Bulgarian wrestling coach and two-time Olympic champion Armen Nazaryan has started a hunger strike to protest the sport being dumped from the 2020 Olympics, the country’s wrestling federation said yesterday.
“The two times Olympic champion will not eat until the start of the European Championship on March 22 in Tbilisi, Georgia ... and will only take juices,” a statement said.
“Wrestling has always been on the Olympics program and it is not right to take it out. I sincerely hope that my action will convince the IOC [International Olympic Committee] to review its decision,” Nazaryan said in the statement.
The IOC executive panel decided last month to exclude wrestling from the 2020 Games program, prompting protests from other figures in the sport as well as creating an unlikely common cause for geopolitical foes Iran and the US.

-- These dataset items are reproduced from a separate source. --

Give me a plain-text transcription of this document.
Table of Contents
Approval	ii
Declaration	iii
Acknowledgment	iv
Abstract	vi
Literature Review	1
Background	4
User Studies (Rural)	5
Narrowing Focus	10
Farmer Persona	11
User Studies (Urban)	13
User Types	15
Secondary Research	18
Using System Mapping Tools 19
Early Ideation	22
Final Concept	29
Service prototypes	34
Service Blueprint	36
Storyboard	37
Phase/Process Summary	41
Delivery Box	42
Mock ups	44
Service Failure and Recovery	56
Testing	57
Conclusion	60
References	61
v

Nazaryan, 38, was born in Masis, Armenia, and was an Olympic champion for Armenia in the Greco-Roman style at the 1996 Games in Atlanta.

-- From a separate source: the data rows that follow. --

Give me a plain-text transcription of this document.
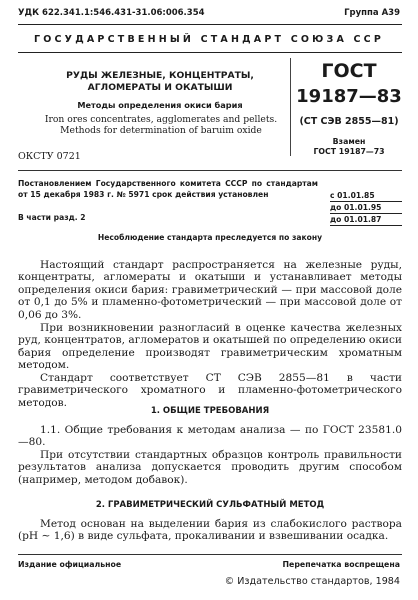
УДК 622.341.1:546.431-31.06:006.354	Группа А39
ГОСУДАРСТВЕННЫЙ СТАНДАРТ СОЮЗА ССР
РУДЫ ЖЕЛЕЗНЫЕ, КОНЦЕНТРАТЫ,
АГЛОМЕРАТЫ И ОКАТЫШИ
Методы определения окиси бария
Iron ores concentrates, agglomerates and pellets.
Methods for determination of baruim oxide
ГОСТ
19187—83
(СТ СЭВ 2855—81)
Взамен
ГОСТ 19187—73
ОКСТУ 0721
Постановлением Государственного комитета СССР по стандартам от 15 декабря 1983 г. № 5971 срок действия установлен	с 01.01.85
до 01.01.95
до 01.01.87
В части разд. 2
Несоблюдение стандарта преследуется по закону
Настоящий стандарт распространяется на железные руды, концентраты, агломераты и окатыши и устанавливает методы определения окиси бария: гравиметрический — при массовой доле от 0,1 до 5% и пламенно-фотометрический — при массовой доле от 0,06 до 3%.
При возникновении разногласий в оценке качества железных руд, концентратов, агломератов и окатышей по определению окиси бария определение производят гравиметрическим хроматным методом.
Стандарт соответствует СТ СЭВ 2855—81 в части гравиметрического хроматного и пламенно-фотометрического методов.
1. ОБЩИЕ ТРЕБОВАНИЯ
1.1. Общие требования к методам анализа — по ГОСТ 23581.0—80.
При отсутствии стандартных образцов контроль правильности результатов анализа допускается проводить другим способом (например, методом добавок).
2. ГРАВИМЕТРИЧЕСКИЙ СУЛЬФАТНЫЙ МЕТОД
Метод основан на выделении бария из слабокислого раствора (pH ∼ 1,6) в виде сульфата, прокаливании и взвешивании осадка.
Издание официальное	Перепечатка воспрещена
© Издательство стандартов, 1984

After switching allegiance, he also won gold and bronze for Bulgaria at the 2000 Olympics in Sydney and the 2004 Athens Games.

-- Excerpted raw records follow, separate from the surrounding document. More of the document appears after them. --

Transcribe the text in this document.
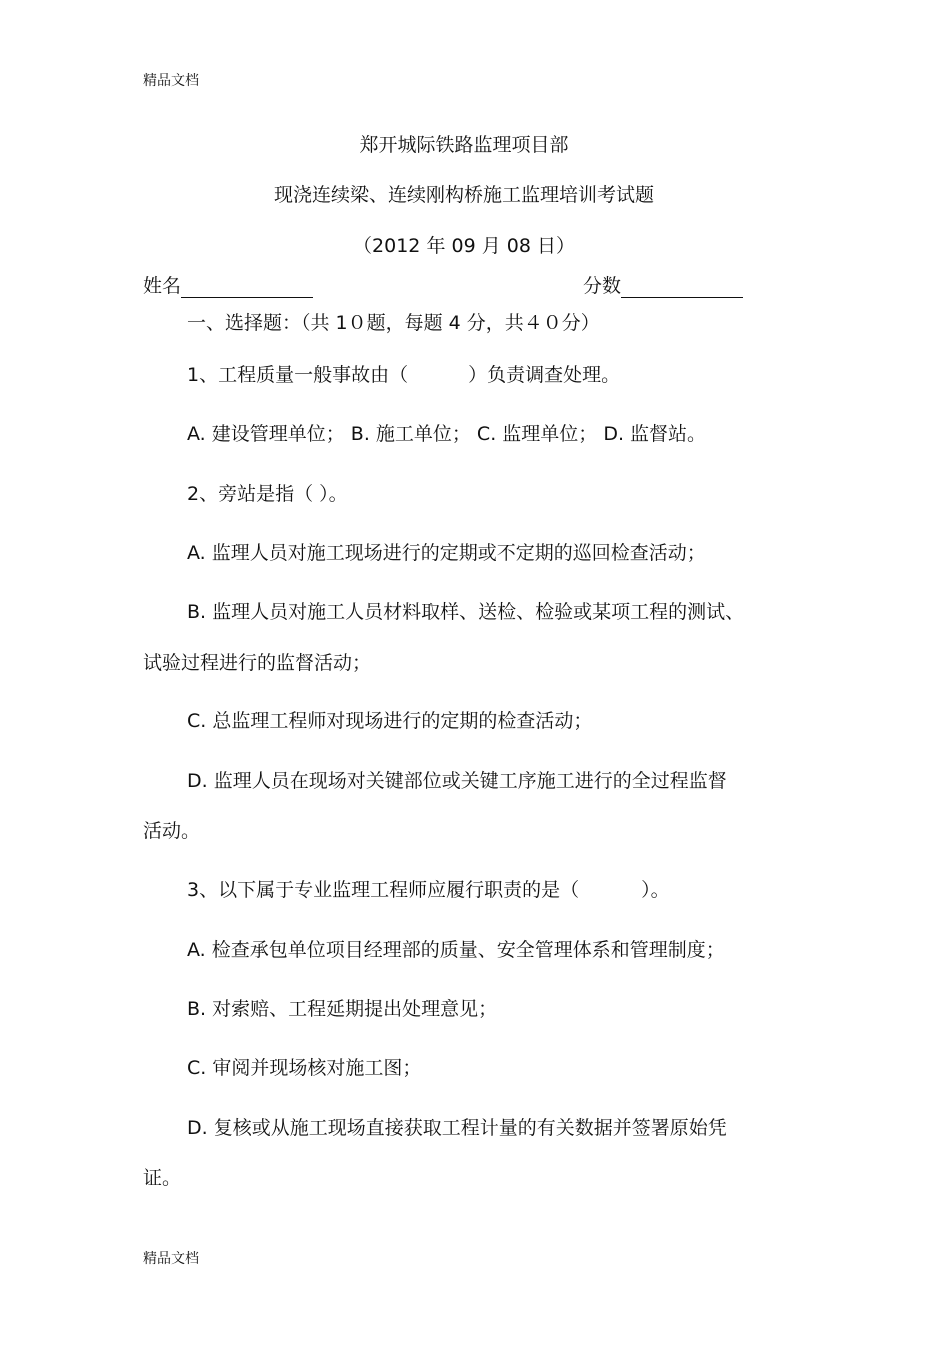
精品文档
郑开城际铁路监理项目部
现浇连续梁、连续刚构桥施工监理培训考试题
（2012 年 09 月 08 日）
姓名	分数
一、选择题：（共 1０题，每题 4 分，共４０分）
1、工程质量一般事故由（	）负责调查处理。
A. 建设管理单位； B. 施工单位； C. 监理单位； D. 监督站。
2、旁站是指（ ）。
A. 监理人员对施工现场进行的定期或不定期的巡回检查活动；
B. 监理人员对施工人员材料取样、送检、检验或某项工程的测试、
试验过程进行的监督活动；
C. 总监理工程师对现场进行的定期的检查活动；
D. 监理人员在现场对关键部位或关键工序施工进行的全过程监督
活动。
3、以下属于专业监理工程师应履行职责的是（	）。
A. 检查承包单位项目经理部的质量、安全管理体系和管理制度；
B. 对索赔、工程延期提出处理意见；
C. 审阅并现场核对施工图；
D. 复核或从施工现场直接获取工程计量的有关数据并签署原始凭
证。
精品文档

He is currently chief coach of Bulgaria’s Greco-Roman wrestling team.
Bulgaria’s women wrestling coach — two time World and four time European freestyle champion Serafim Barzakov — was also ready to go on hunger strike to support Nazaryan, the federation said.
Wrestling has been Bulgaria’s most successful Olympic sport with its athletes winning a total of 16 titles.
The Balkan country’s wrestling federation chief Valentin Yordanov has already protested the IOC’s decision to remove the ancient sport from the 2020 Olympic schedule by returning his 1996 Olympic gold medal to IOC’s headquarters in Lausanne, Switzerland.